Nel 2017 San Patrignano ha ospitato 163 ragazzi in regime alternativo al carcere – per un totale di 18.084 giornate – i quali, da detenuti, sarebbero costati allo Stato 150 euro al giorno. Il risparmio totale per lo Stato ammonta quindi a 2.712.600 euro. Sempre nel 2017, l’Ufficio legale di San Patrignano ha svolto un importante lavoro a sostegno delle tante ragazze e ragazzi che hanno avuto problemi con la legge, alcuni dei quali entrati in comunità proprio per scontare una pena alternativa al carcere: sono state 475 le udienze penali, civili e sorveglianze e 55 i percorsi di riabilitazione concordati con il tribunale (24 adulti e 31 minori messi alla prova)“.

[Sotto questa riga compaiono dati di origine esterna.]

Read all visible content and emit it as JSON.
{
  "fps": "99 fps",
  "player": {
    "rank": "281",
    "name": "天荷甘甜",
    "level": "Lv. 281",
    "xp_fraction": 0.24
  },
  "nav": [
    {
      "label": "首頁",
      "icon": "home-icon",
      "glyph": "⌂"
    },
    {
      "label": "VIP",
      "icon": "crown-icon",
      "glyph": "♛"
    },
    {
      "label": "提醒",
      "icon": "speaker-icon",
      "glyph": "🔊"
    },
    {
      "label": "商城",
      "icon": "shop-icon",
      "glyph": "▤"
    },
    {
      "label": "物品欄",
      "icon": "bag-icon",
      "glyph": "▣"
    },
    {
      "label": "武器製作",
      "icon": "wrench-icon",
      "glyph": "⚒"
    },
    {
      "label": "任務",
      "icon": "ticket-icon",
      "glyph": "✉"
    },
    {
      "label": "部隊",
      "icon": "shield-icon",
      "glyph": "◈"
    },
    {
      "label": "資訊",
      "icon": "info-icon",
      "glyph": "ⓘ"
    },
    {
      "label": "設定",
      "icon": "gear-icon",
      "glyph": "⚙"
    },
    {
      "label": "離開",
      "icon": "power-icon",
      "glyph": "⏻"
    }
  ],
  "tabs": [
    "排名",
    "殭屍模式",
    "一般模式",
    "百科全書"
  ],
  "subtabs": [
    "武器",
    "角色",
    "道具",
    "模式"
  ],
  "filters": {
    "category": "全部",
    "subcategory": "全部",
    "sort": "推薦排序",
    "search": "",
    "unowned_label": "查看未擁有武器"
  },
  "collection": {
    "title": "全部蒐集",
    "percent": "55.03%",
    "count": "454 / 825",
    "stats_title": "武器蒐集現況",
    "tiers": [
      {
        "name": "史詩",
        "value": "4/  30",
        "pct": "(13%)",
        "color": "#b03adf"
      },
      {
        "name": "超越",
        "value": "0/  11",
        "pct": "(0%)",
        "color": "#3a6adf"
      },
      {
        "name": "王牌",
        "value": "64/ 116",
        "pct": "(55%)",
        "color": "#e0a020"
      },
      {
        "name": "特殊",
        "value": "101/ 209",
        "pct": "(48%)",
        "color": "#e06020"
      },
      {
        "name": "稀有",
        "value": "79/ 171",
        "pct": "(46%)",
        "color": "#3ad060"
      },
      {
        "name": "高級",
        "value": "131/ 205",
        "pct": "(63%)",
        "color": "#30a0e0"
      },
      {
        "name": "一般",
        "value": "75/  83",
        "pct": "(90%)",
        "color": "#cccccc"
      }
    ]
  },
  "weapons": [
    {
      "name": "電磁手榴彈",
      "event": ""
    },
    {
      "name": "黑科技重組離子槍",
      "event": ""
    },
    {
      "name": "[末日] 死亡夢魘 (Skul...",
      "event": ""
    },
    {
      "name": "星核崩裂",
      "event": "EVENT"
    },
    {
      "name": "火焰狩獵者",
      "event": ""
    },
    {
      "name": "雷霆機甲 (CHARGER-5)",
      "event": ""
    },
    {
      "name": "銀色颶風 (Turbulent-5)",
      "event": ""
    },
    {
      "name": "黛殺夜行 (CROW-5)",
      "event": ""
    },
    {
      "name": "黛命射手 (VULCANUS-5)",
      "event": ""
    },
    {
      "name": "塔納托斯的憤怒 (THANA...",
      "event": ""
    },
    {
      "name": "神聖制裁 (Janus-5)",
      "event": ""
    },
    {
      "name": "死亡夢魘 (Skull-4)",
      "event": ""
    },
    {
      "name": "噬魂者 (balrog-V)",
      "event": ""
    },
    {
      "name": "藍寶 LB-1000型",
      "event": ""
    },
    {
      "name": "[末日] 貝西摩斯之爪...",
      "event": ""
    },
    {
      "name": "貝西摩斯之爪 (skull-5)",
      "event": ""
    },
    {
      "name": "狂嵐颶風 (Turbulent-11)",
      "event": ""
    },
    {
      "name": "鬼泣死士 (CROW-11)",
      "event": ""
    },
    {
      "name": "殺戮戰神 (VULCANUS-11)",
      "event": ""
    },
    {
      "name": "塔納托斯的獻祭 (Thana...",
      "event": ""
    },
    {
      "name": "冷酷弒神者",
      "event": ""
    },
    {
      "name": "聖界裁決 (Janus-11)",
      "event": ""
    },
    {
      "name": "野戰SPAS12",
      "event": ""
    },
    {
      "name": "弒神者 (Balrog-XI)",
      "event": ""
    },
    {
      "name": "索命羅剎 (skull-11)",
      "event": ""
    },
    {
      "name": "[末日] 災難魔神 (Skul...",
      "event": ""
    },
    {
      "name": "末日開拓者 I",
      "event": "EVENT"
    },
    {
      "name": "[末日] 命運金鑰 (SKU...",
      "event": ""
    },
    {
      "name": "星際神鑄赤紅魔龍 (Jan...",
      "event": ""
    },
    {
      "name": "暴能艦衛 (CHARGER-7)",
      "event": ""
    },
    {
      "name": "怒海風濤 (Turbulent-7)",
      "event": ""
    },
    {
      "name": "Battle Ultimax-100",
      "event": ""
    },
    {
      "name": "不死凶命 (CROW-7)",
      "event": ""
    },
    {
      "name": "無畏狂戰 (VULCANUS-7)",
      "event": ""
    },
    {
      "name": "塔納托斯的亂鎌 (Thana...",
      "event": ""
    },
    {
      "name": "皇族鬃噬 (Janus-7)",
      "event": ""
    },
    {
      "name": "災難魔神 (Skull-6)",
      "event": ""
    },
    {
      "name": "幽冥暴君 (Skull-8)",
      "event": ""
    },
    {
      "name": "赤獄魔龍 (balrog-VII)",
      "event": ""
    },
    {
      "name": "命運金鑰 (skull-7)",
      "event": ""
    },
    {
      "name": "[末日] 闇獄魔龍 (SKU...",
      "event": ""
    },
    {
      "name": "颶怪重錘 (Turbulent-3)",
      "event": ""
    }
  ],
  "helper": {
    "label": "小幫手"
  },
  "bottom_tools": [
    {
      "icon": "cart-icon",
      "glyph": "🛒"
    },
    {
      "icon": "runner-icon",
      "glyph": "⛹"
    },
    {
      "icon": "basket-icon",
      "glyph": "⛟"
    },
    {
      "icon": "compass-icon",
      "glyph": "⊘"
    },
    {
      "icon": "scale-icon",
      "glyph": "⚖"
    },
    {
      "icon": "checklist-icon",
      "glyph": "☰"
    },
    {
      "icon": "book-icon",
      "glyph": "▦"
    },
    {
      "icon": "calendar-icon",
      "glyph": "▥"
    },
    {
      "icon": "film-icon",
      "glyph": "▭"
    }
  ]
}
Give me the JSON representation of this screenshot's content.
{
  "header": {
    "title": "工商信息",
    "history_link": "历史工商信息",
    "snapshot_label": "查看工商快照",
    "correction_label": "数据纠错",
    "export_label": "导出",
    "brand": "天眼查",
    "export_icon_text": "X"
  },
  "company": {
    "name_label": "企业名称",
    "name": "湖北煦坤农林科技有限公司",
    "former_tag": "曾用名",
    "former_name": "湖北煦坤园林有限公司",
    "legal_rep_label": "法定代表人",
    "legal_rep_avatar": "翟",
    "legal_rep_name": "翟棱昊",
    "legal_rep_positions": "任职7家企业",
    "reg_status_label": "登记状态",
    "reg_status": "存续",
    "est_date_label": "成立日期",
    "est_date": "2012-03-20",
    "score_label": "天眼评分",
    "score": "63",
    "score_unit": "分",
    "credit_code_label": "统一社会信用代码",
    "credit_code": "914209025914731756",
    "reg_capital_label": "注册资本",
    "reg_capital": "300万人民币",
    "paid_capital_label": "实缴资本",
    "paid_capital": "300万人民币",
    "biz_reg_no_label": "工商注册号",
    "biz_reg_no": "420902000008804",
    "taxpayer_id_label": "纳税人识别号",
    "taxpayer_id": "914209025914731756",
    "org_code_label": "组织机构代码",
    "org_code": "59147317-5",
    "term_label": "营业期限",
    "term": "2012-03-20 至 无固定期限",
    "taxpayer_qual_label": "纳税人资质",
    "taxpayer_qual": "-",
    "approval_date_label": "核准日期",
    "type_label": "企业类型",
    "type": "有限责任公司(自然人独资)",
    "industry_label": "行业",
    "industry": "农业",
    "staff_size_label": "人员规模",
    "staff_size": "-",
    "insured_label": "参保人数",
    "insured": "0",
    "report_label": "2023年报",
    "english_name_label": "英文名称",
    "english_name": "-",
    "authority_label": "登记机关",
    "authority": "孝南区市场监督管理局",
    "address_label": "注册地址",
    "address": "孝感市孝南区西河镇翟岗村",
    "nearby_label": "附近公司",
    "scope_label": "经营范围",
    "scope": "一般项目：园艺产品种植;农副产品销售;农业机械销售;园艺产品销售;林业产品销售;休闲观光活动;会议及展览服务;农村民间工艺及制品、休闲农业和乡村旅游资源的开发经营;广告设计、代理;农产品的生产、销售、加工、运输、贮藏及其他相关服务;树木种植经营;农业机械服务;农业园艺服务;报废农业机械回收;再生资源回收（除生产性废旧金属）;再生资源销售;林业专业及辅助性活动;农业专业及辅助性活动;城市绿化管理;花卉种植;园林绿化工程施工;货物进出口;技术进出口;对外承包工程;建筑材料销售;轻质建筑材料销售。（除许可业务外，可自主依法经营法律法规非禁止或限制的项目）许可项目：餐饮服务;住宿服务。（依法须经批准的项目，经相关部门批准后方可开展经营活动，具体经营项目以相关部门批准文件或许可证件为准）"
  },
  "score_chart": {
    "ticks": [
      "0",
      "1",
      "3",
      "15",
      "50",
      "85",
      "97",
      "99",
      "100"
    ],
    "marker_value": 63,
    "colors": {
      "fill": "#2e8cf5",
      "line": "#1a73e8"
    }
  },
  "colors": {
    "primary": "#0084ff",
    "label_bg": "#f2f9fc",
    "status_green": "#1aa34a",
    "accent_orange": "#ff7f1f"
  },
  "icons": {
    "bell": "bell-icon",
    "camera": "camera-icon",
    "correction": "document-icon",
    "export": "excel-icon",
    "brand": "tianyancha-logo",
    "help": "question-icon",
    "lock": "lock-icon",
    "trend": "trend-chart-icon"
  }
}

“Pochi mesi fa, il report europeo sul consumo di droghe, ha piazzato l’Italia al secondo posto per consumo di cannabis e al quarto per quello di cocaina. L’eroina è  tornata sulle piazze e le morti per overdose sono cresciute del 9,7 %  invertendo un trend decennale che sembrava ormai consolidato. Mentre lo scenario è quello che abbiamo fin qui descritto, in Italia stiamo assistendo al continuo abbassamento della percezione del rischio, dovuta  anche all’introduzione sul mercato della cosiddetta ‘cannabis light’ che invece non fa altro che ‘abituare’ all’uso di sostanze spacciate come innocue, non solo i giovani, ma anche madri e padri di famiglia. Gli stessi che ogni giorno vengono a chiedere aiuto a San Patrignano”.